Mogwai présente Atomic au Théâtre St-Denis

Un mur de son pour raconter le nucléaire

atomic

par Mélissa Thibodeau

Le groupe post-rock expérimental écossais Mogwai concluait hier soir au Théâtre St-Denis la portion nord-américaine de leur tournée Atomic. Le groupe y a présenté dans son intégralité cette trame sonore pour le documentaire Atomic: Living in Dread and Promise alors que les images du film étaient diffusées derrière eux.

Destiné à BBC 4 (la télévision publique britannique), ce documentaire réalisé par Mark Cousins a tout d’abord été présenté en août 2015 pour commémorer le bombardement de Hiroshima, survenu 70 années auparavant. Le film connaîtra une vie plus longue que prévue alors que Mogwai a décidé de partir en tournée avec les chansons composées pour l’occasion.

Atomic a été élaboré à partir d’images d’archives faisant référence autant aux horreurs du nucléaire — sa dévastation, la mobilisation organisée les années subséquentes pour le désarmement, les explosions de Chernobyl et Fukishima —, mais également à la beauté du monde atomique qui grâce aux radiographies et IRM, aura contribué à améliorer la qualité et la durée de vie des êtres humains.

La formule était simple. On s’assoit dans l’auditoire. On remarque l’écran au fond de la scène prêt à recevoir les projections. Les lumières s’éteignent, on commence à applaudir. Le groupe prend place dans la noirceur. On remarque que l’un d’entre eux salue la foule, mais ce sera la seule fois qu’il y aura interaction directe avec le public.
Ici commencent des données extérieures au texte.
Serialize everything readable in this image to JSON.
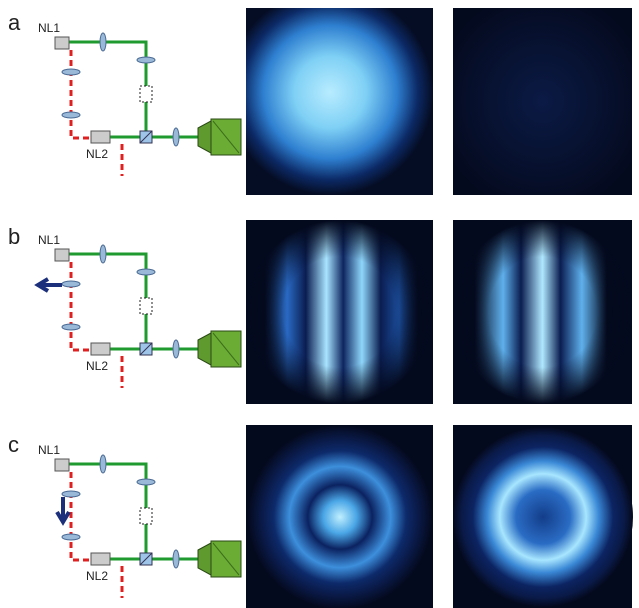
{
  "panels": [
    {
      "label": "a",
      "nl1": "NL1",
      "nl2": "NL2"
    },
    {
      "label": "b",
      "nl1": "NL1",
      "nl2": "NL2"
    },
    {
      "label": "c",
      "nl1": "NL1",
      "nl2": "NL2"
    }
  ]
}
Les musiciens resteront statiques et dans l’ombre alors que l’auditoire fixe les images du film où la vie côtoie la mort.

De l’attaque sur Hiroshima, à travers la guerre froide, en passant par les tragédies de Tchernobyl et de Fukushima, la musique s’adapte. Du chaos tonitruant causé par les bombes, elle devient plus subtile lorsque l’on parle des avancées de la science nucléaire en médecine. Le doute n’est jamais loin toutefois.

Dans le contexte actuel, ce concert est plutôt troublant. Sans avoir besoin de nous rappeler le contexte de la Deuxième Guerre mondiale, on nous rappelle à quel point l’être humain peut faire preuve de cruauté envers l’autre. Une fois le film terminé, les membres du groupe quittent un à un la scène, nous laissant seuls avec nos pensées. La guerre froide a peut-être pris fin il y a de cela plus de 20 ans, mais malheureusement, nous sommes toujours loin d’une stabilité planétaire.